Un porte-parole du président turc Recep Tayyip Erdogan, allié traditionnel de Bakou, a lui dénoncé sur Twitter "l'attaque de l'Arménie contre l'Azerbaïdjan", accusant Erevan d'avoir attaqué "des localités civiles".

Bruxelles appelle de son côté à la cessation des hostilités et au "retour immédiat aux négociations", tandis que la France s'est dite "vivement préoccupée par les affrontements d'ampleur en cours au Haut-Karabakh", appelant également les belligérants à "cesser immédiatement les hostilités et à reprendre le dialogue".

Dans un communiqué du ministère des Affaires étrangères, Paris, "avec ses partenaires russe et américain, réitère son engagement en vue de parvenir à un règlement négocié et durable du conflit" dans cette région, "dans le respect du droit international".

30 ans de conflit

Elle a été le théâtre d'une guerre au début des années 1990 qui a fait 30.000 morts, et depuis lors, les autorités azerbaïdjanaises veulent en reprendre le contrôle, par la force si nécessaire. Des pourparlers de paix sont dans l'impasse depuis de longues années.

Des combats opposent régulièrement séparatistes et Azerbaïdjanais, mais aussi Erevan et Bakou. En 2016, de graves heurts avaient failli dégénérer en guerre au Karabakh, et des combats meurtriers ont aussi opposé en juillet 2020 Arméniens et Azerbaïdjanais à leur frontière nord.

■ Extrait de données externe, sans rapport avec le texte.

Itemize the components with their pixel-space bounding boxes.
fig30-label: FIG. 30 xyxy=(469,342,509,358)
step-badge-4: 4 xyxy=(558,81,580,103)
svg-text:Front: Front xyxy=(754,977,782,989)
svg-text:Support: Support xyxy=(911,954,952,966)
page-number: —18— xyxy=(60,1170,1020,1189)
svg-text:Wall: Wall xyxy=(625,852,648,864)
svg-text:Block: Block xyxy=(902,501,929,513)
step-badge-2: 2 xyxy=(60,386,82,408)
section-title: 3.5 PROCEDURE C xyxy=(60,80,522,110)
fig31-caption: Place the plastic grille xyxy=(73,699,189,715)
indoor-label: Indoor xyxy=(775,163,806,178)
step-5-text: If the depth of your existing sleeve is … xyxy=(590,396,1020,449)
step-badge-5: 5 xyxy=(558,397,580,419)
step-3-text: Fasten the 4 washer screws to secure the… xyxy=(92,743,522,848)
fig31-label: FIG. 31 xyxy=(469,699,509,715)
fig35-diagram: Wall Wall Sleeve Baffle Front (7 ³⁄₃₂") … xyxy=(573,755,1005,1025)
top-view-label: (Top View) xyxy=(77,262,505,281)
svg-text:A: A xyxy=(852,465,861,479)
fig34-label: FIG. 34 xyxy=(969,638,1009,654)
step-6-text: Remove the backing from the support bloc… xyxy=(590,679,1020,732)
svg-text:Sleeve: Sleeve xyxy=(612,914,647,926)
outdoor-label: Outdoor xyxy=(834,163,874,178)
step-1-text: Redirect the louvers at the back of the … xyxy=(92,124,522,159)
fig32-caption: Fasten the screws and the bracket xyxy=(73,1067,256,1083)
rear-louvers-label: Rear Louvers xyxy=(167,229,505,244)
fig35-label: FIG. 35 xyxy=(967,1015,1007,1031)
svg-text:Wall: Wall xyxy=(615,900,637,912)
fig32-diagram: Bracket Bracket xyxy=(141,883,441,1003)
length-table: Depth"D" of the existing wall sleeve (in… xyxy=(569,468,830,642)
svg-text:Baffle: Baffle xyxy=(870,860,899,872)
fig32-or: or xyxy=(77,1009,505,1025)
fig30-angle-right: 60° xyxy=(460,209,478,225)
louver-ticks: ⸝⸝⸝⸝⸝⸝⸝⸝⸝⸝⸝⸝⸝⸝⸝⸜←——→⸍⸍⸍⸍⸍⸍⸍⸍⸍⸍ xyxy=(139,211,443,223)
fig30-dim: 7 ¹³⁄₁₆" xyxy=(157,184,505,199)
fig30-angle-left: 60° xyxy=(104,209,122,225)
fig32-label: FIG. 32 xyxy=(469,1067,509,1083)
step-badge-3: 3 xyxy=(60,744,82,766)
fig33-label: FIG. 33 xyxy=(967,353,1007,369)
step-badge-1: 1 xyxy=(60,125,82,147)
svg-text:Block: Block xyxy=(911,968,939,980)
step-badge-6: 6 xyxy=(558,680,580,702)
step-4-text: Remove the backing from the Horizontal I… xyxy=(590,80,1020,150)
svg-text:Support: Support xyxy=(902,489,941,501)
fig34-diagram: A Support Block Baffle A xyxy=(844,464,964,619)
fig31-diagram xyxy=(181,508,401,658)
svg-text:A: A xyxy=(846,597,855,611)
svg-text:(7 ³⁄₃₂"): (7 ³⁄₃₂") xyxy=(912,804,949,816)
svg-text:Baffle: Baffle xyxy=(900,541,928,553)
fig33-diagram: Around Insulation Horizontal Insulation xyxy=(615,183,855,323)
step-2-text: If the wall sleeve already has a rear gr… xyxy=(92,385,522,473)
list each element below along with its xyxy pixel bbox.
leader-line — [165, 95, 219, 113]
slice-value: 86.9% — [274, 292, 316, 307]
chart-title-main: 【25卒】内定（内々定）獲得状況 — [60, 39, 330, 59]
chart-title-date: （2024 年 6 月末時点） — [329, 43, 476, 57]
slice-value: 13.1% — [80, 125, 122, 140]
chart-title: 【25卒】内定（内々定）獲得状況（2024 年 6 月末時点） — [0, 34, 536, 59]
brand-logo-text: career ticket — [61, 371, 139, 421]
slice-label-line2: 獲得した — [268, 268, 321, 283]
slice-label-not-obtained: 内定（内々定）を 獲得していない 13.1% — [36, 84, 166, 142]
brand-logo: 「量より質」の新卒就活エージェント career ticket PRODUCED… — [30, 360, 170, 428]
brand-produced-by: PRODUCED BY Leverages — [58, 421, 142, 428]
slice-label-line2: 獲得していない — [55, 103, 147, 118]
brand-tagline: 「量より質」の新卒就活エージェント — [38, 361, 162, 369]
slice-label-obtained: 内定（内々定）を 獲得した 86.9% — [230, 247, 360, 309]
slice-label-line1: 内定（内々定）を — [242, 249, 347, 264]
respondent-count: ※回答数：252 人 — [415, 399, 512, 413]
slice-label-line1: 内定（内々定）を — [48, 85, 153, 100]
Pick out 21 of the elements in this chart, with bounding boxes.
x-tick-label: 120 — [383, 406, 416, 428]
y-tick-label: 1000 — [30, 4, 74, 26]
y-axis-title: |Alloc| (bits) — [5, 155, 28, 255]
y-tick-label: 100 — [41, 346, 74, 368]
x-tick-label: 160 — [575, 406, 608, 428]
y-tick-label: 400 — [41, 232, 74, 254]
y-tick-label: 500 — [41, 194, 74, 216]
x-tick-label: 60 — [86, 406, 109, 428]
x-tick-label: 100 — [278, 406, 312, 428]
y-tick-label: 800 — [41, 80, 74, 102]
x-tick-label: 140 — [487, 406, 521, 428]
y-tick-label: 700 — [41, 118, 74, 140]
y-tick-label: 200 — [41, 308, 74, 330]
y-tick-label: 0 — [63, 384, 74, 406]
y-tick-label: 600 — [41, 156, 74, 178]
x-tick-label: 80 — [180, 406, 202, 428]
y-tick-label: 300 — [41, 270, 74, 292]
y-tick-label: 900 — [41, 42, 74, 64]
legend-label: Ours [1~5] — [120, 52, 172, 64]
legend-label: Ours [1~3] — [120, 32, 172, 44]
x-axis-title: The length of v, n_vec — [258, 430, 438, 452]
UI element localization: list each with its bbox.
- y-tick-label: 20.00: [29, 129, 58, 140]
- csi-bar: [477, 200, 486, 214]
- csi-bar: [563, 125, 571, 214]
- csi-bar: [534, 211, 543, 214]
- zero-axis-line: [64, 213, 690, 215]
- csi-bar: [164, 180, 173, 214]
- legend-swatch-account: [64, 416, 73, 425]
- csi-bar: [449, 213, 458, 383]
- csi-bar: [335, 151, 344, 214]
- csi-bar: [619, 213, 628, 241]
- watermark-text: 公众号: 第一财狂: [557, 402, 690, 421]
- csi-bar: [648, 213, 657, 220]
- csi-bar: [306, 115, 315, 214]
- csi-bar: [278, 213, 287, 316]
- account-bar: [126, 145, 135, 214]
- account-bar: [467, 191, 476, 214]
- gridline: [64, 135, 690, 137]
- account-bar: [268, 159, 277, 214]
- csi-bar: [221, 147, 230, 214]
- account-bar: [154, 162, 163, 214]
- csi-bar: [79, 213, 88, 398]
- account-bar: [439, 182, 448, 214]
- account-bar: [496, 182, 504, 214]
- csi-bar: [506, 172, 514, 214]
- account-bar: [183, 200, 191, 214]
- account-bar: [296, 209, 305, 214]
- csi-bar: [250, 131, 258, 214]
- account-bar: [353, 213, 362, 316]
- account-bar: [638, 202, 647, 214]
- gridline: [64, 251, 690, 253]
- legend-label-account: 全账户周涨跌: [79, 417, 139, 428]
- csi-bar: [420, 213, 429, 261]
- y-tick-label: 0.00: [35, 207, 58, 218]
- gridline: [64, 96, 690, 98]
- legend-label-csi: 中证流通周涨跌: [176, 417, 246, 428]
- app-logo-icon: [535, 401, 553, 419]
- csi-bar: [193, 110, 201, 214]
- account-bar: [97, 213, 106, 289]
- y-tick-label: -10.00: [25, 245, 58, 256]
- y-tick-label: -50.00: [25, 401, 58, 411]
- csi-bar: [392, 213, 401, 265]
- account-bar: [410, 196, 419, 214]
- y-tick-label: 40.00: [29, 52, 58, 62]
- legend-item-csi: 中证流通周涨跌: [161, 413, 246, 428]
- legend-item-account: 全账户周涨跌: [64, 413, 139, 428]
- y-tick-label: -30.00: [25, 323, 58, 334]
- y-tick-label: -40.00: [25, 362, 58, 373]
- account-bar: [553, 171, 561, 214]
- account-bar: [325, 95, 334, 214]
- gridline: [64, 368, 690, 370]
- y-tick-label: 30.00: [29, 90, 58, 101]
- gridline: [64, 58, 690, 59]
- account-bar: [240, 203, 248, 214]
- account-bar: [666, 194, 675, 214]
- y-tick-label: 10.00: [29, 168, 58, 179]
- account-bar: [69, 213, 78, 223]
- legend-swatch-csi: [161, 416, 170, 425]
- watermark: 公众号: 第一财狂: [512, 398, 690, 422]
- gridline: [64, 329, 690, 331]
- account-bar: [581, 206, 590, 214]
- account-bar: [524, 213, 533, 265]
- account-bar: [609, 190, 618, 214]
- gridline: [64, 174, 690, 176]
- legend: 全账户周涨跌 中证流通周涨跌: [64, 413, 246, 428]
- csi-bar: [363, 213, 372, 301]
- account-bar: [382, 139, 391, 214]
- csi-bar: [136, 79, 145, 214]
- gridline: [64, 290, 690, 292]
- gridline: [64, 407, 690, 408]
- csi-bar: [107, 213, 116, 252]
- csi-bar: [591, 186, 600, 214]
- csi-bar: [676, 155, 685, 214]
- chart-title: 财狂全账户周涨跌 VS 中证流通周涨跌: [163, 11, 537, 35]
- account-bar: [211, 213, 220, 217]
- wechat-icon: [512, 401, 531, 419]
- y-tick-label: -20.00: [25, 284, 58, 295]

Les deux camps ont l'habitude de se rejeter la responsabilité de ces flambées de violence. Le président azerbaïdjanais Ilham Aliev avait menacé vendredi l'Arménie de représailles, en raison de son "comportement agressif", évoquant les affrontements du mois de juillet, et avait accusé Erevan de "faire échouer à dessein les négociations" de paix sur le Karabakh.

Il avait aussi estimé que l'Arménie préparait des "dizaines de milliers d'hommes ayant un seul but, attaquer l'Azerbaïdjan". Bakou a profité de ses réserves immenses de pétrole pour dépenser sans compter en matière d'armement ces dernières années. L'Azerbaïdjan peut aussi compter sur le soutien sans faille du président turc Recep Tayyip Erdogan, qui accuse régulièrement l'Arménie d'être une menace pour la stabilité du Caucase.

L'Arménie, bien plus pauvre, est par contre plus proche de la Russie, qui y dispose d'une base militaire. Erevan appartient aussi à une alliance politico-militaire dirigée par Moscou, l'Organisation du traité de sécurité collective.

Le Kremlin, qui se positionne en arbitre dans la région, livre des armes aux deux pays. Et depuis près de 30 ans, il est parvenu à éviter une guerre ouverte. La médiation internationale sur le Karabakh, appelée Groupe de Minsk, inclut, outre Moscou, la France et les Etats-Unis.